L’agriculture accro aux engrais

La dépendance de l’agriculture aux engrais azotés semble un tabou du débat public. Combien de médias évoquent le rôle de ces engrais dans les pics de pollution ? Combien soulignent qu’ils sont l’une des principales contributions de la France au dérèglement climatique ? Heureusement, Mazette est là.

Ah, l’azote ! Bel élément chimique présent dans l’humus des sols, et capable de se recombiner sous une multitude de formes… Passons rapidement sur sa forme stable dans l’humus : il n’est alors « libéré » qu’au compte-goutte par l’activité de certaines bactéries, et aussitôt absorbé par les plantes pour constituer de la matière vivante. OK, en période très chaude les bactéries en dégagent un surplus sous forme d’oxydes d’azote (NO, NO2), mais rien de bien gênant. Jusque-là, tout va bien.

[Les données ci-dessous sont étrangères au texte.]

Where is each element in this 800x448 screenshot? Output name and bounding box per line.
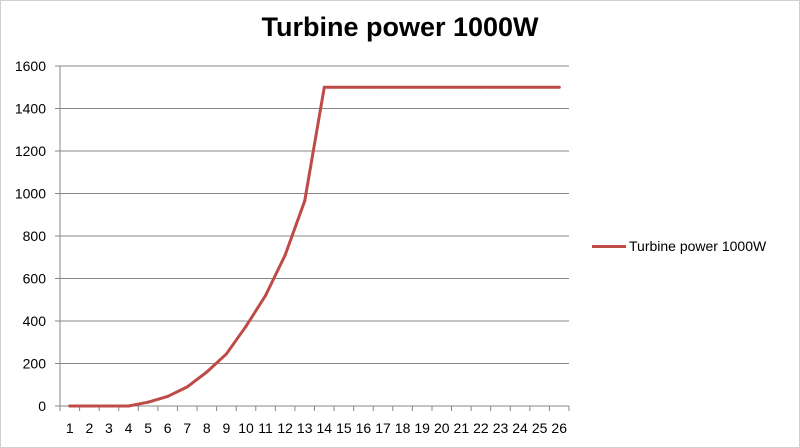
data-point-13 [303,199,307,203]
data-point-16 [361,85,365,89]
y-tick-label-1600: 1600 [15,58,46,74]
x-tick-label-11: 11 [258,420,273,436]
data-point-15 [342,85,346,89]
x-tick-label-7: 7 [183,420,191,436]
data-point-17 [381,85,385,89]
data-point-2 [87,404,91,408]
x-tick-label-13: 13 [297,420,313,436]
data-point-5 [146,400,150,404]
legend-label: Turbine power 1000W [629,238,767,254]
x-tick-label-19: 19 [414,420,430,436]
y-tick-label-0: 0 [38,398,46,414]
y-tick-label-400: 400 [23,313,47,329]
y-tick-label-600: 600 [23,271,47,287]
data-point-20 [440,85,444,89]
data-point-12 [283,253,287,257]
x-tick-label-3: 3 [105,420,113,436]
chart-legend: Turbine power 1000W [592,236,766,256]
y-tick-label-1400: 1400 [15,101,46,117]
data-point-18 [401,85,405,89]
series-line-0 [68,85,561,408]
data-point-23 [498,85,502,89]
x-tick-label-12: 12 [277,420,293,436]
x-tick-label-6: 6 [164,420,172,436]
x-tick-label-23: 23 [493,420,509,436]
data-point-6 [166,394,170,398]
data-point-10 [244,324,248,328]
x-tick-label-16: 16 [356,420,372,436]
data-point-22 [479,85,483,89]
chart-title: Turbine power 1000W [261,12,539,42]
data-point-24 [518,85,522,89]
data-point-8 [205,370,209,374]
data-point-3 [107,404,111,408]
x-tick-label-21: 21 [454,420,470,436]
x-tick-label-2: 2 [85,420,93,436]
x-tick-label-1: 1 [66,420,74,436]
x-tick-label-26: 26 [551,420,567,436]
x-tick-label-17: 17 [375,420,391,436]
data-point-9 [224,352,228,356]
data-point-4 [127,404,131,408]
x-tick-label-18: 18 [395,420,411,436]
data-point-19 [420,85,424,89]
x-tick-label-8: 8 [203,420,211,436]
x-tick-label-15: 15 [336,420,352,436]
y-tick-label-200: 200 [23,356,47,372]
data-point-7 [185,385,189,389]
x-tick-label-5: 5 [144,420,152,436]
y-tick-label-800: 800 [23,228,47,244]
x-tick-label-4: 4 [125,420,133,436]
x-tick-label-10: 10 [238,420,254,436]
x-tick-label-14: 14 [316,420,332,436]
data-point-21 [459,85,463,89]
data-point-11 [264,294,268,297]
legend-swatch [592,244,626,248]
data-point-1 [68,404,72,408]
x-tick-label-20: 20 [434,420,450,436]
x-tick-label-25: 25 [532,420,548,436]
data-point-14 [322,85,326,89]
x-tick-label-24: 24 [512,420,528,436]
data-point-25 [538,85,542,89]
y-tick-label-1200: 1200 [15,143,46,159]
data-point-26 [557,85,561,89]
x-tick-label-22: 22 [473,420,489,436]
x-tick-label-9: 9 [223,420,231,436]
y-tick-label-1000: 1000 [15,186,46,202]
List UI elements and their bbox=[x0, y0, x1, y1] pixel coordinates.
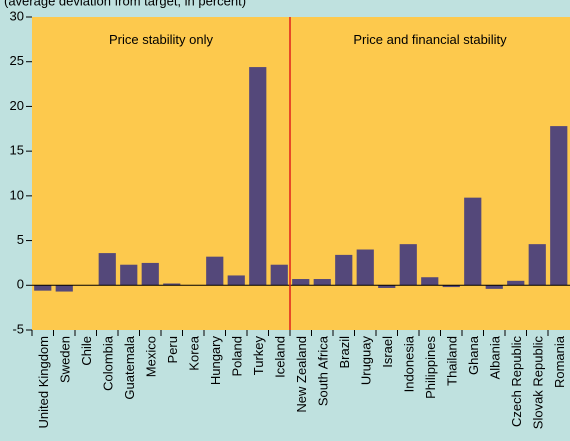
region-label: Price stability only bbox=[109, 32, 214, 47]
y-tick-label: 0 bbox=[17, 277, 24, 292]
region-label: Price and financial stability bbox=[353, 32, 507, 47]
bar bbox=[550, 126, 568, 286]
bar bbox=[378, 285, 396, 288]
x-tick-label: United Kingdom bbox=[36, 336, 51, 429]
y-tick-label: 25 bbox=[10, 53, 24, 68]
x-tick-label: Indonesia bbox=[401, 335, 416, 392]
y-tick-label: 15 bbox=[10, 143, 24, 158]
x-tick-label: New Zealand bbox=[294, 336, 309, 413]
y-tick-label: 10 bbox=[10, 187, 24, 202]
bar bbox=[399, 244, 417, 286]
bar bbox=[206, 256, 224, 286]
y-tick-label: 30 bbox=[10, 8, 24, 23]
x-tick-label: Thailand bbox=[444, 336, 459, 386]
x-tick-label: Brazil bbox=[337, 336, 352, 369]
x-tick-label: Slovak Republic bbox=[530, 336, 545, 430]
x-tick-label: Uruguay bbox=[358, 336, 373, 386]
bar bbox=[34, 285, 52, 291]
x-tick-label: Czech Republic bbox=[509, 336, 524, 428]
x-tick-label: Albania bbox=[487, 335, 502, 379]
x-tick-label: Iceland bbox=[272, 336, 287, 378]
x-tick-label: Turkey bbox=[251, 336, 266, 376]
x-tick-label: Israel bbox=[380, 336, 395, 368]
x-tick-label: Ghana bbox=[466, 335, 481, 375]
x-tick-label: Korea bbox=[186, 335, 201, 370]
y-tick-label: 5 bbox=[17, 232, 24, 247]
bar bbox=[507, 280, 525, 286]
bar bbox=[442, 285, 460, 288]
bar bbox=[249, 67, 267, 286]
bar bbox=[227, 275, 245, 286]
bar bbox=[313, 279, 331, 286]
x-tick-label: Colombia bbox=[100, 335, 115, 391]
bar bbox=[141, 262, 159, 286]
bar bbox=[163, 283, 181, 286]
bar bbox=[335, 254, 353, 286]
x-tick-label: Sweden bbox=[57, 336, 72, 383]
y-tick-label: 20 bbox=[10, 98, 24, 113]
x-tick-label: Guatemala bbox=[122, 335, 137, 399]
x-tick-label: Peru bbox=[165, 336, 180, 363]
x-tick-label: Poland bbox=[229, 336, 244, 376]
bar bbox=[292, 279, 310, 286]
y-tick-label: -5 bbox=[12, 321, 24, 336]
bar bbox=[464, 197, 482, 286]
x-tick-label: Mexico bbox=[143, 336, 158, 377]
x-tick-label: Hungary bbox=[208, 336, 223, 386]
x-tick-label: Romania bbox=[552, 335, 567, 388]
x-tick-label: Chile bbox=[79, 336, 94, 366]
bar bbox=[98, 253, 116, 286]
chart-subtitle: (average deviation from target, in perce… bbox=[4, 0, 246, 8]
x-tick-label: Philippines bbox=[423, 336, 438, 399]
bar bbox=[421, 277, 439, 286]
bar bbox=[528, 244, 546, 286]
bar bbox=[120, 264, 138, 286]
bar bbox=[270, 264, 288, 286]
bar bbox=[55, 285, 73, 292]
bar bbox=[356, 249, 374, 286]
x-tick-label: South Africa bbox=[315, 335, 330, 406]
bar bbox=[485, 285, 503, 289]
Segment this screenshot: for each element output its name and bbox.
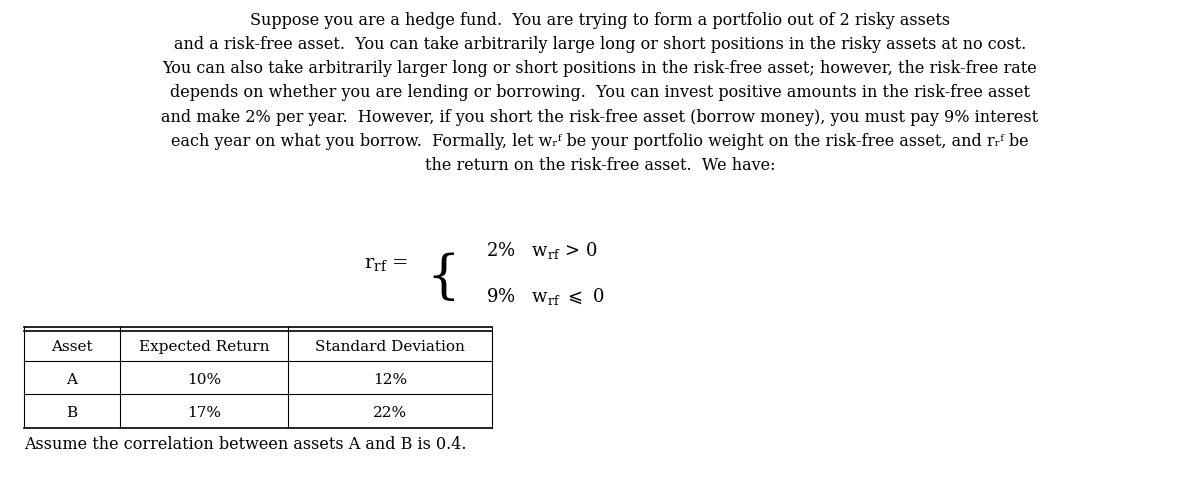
Text: 22%: 22% (373, 406, 407, 421)
Text: B: B (66, 406, 78, 421)
Text: 9%   w$_{\mathregular{rf}}$ $\leqslant$ 0: 9% w$_{\mathregular{rf}}$ $\leqslant$ 0 (486, 286, 605, 307)
Text: A: A (66, 373, 78, 387)
Text: Suppose you are a hedge fund.  You are trying to form a portfolio out of 2 risky: Suppose you are a hedge fund. You are tr… (162, 12, 1038, 174)
Text: Expected Return: Expected Return (139, 339, 269, 354)
Text: 12%: 12% (373, 373, 407, 387)
Text: Standard Deviation: Standard Deviation (316, 339, 464, 354)
Text: 10%: 10% (187, 373, 221, 387)
Text: 2%   w$_{\mathregular{rf}}$ > 0: 2% w$_{\mathregular{rf}}$ > 0 (486, 240, 598, 261)
Text: 17%: 17% (187, 406, 221, 421)
Text: {: { (426, 252, 460, 303)
Text: Assume the correlation between assets A and B is 0.4.: Assume the correlation between assets A … (24, 436, 467, 454)
Text: r$_{\mathregular{rf}}$ =: r$_{\mathregular{rf}}$ = (364, 256, 408, 274)
Text: Asset: Asset (52, 339, 92, 354)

Cela se gâte depuis un siècle. Les agronomes ont estimé que le vivant est plus joli quand il est simplifié par des équations. Alors plutôt qu’attendre que l’azote passe de l’humus aux plantes, ils ont trouvé génial d’en apporter en surplus, sous forme minérale soluble, c’est-à-dire constamment présent et mobilisable. Pour cela, ils disposent d’engrais appelés ammonitrate et urée. Coup de chance, cela ouvrait un débouché formidable aux pauvres industries d’armement, sinistrées par la signature de l’armistice de 1918. Vous vous souvenez des explosions d’AZF à Toulouse ou de l’entrepôt de Beyrouth ? C’était juste de l’ammonitrate qui retrouvait son état sauvage : avant de devenir un engrais agricole, il avait été un explosif très en vue lors de la Première guerre mondiale. Sa reconversion fut un modèle du genre – et le point de départ de l’agrochimie.

IMG 5819 1

Le problème de cet engrais n’est pas seulement son instabilité au stockage. C’est aussi son évolution au champ : il produit d’une part du protoxyde d’azote (N2O) et d’autre part de l’ammoniac (NH3). Personne n’en parle, pourtant le protoxyde d’azote constitue 50 % de la contribution de l’agriculture française au dérèglement climatique (oui, devant l’élevage), donc au total plus de 10 % de la contribution française. C’est considérable ! Un dixième de notre impact sur le climat pourrait être rapidement effacé par la suppression des engrais azotés agricoles. L’ammoniac n’est pas mal non plus, car il se recombine avec les émissions automobiles pour constituer des nitrates d’ammonium, à savoir de l’ammonitrate sous forme de particules fines suspendues dans l’air. Ici encore, silence résolu sur le fait que ces nitrates d’ammonium sont la principale cause des pics de pollution aux particules fines au printemps et à l’automne. Oh, ne mettons pas tout sur le dos des engrais azotés de synthèse : une partie de l’ammoniac vient aussi des épandages de lisier, ce machin liquide et nauséabond issu des élevages concentrationnaires de porcs et des élevages industriels de vaches. Lui aussi épandu au printemps et à l’automne, évidemment.

Remplacer l’élevage industriel par de l’élevage à l’herbe éviterait le lisier, car les élevages herbagers produisent de l’azote stable sous forme de fumier et de compost. Développer l’agriculture biologique éviterait les apports d’azote minéral soluble (ce mode de production interdit aussi bien l’azote de synthèse que le lisier), remplacé par de l’azote organique capté naturellement dans l’air par une famille de plantes dites « légumineuses », qui le restituent ensuite au sol. C’est possible. Vraiment possible à grande échelle.

Un tel changement ne se fait pas en un jour et ne peut pas être mis sur le dos des seuls agriculteurs. Personne ne remplace sa voiture par un déplacement en vélo ou en bus tant que la collectivité ne propose ni pistes cyclables ni service de bus ! Il en va de même pour l’agriculture : la suppression de l’azote soluble, comme le changement d’agriculture en général, demande de la volonté politique et du courage. De la quoi ? Du quoi ? Pardon, je rêvais tout haut.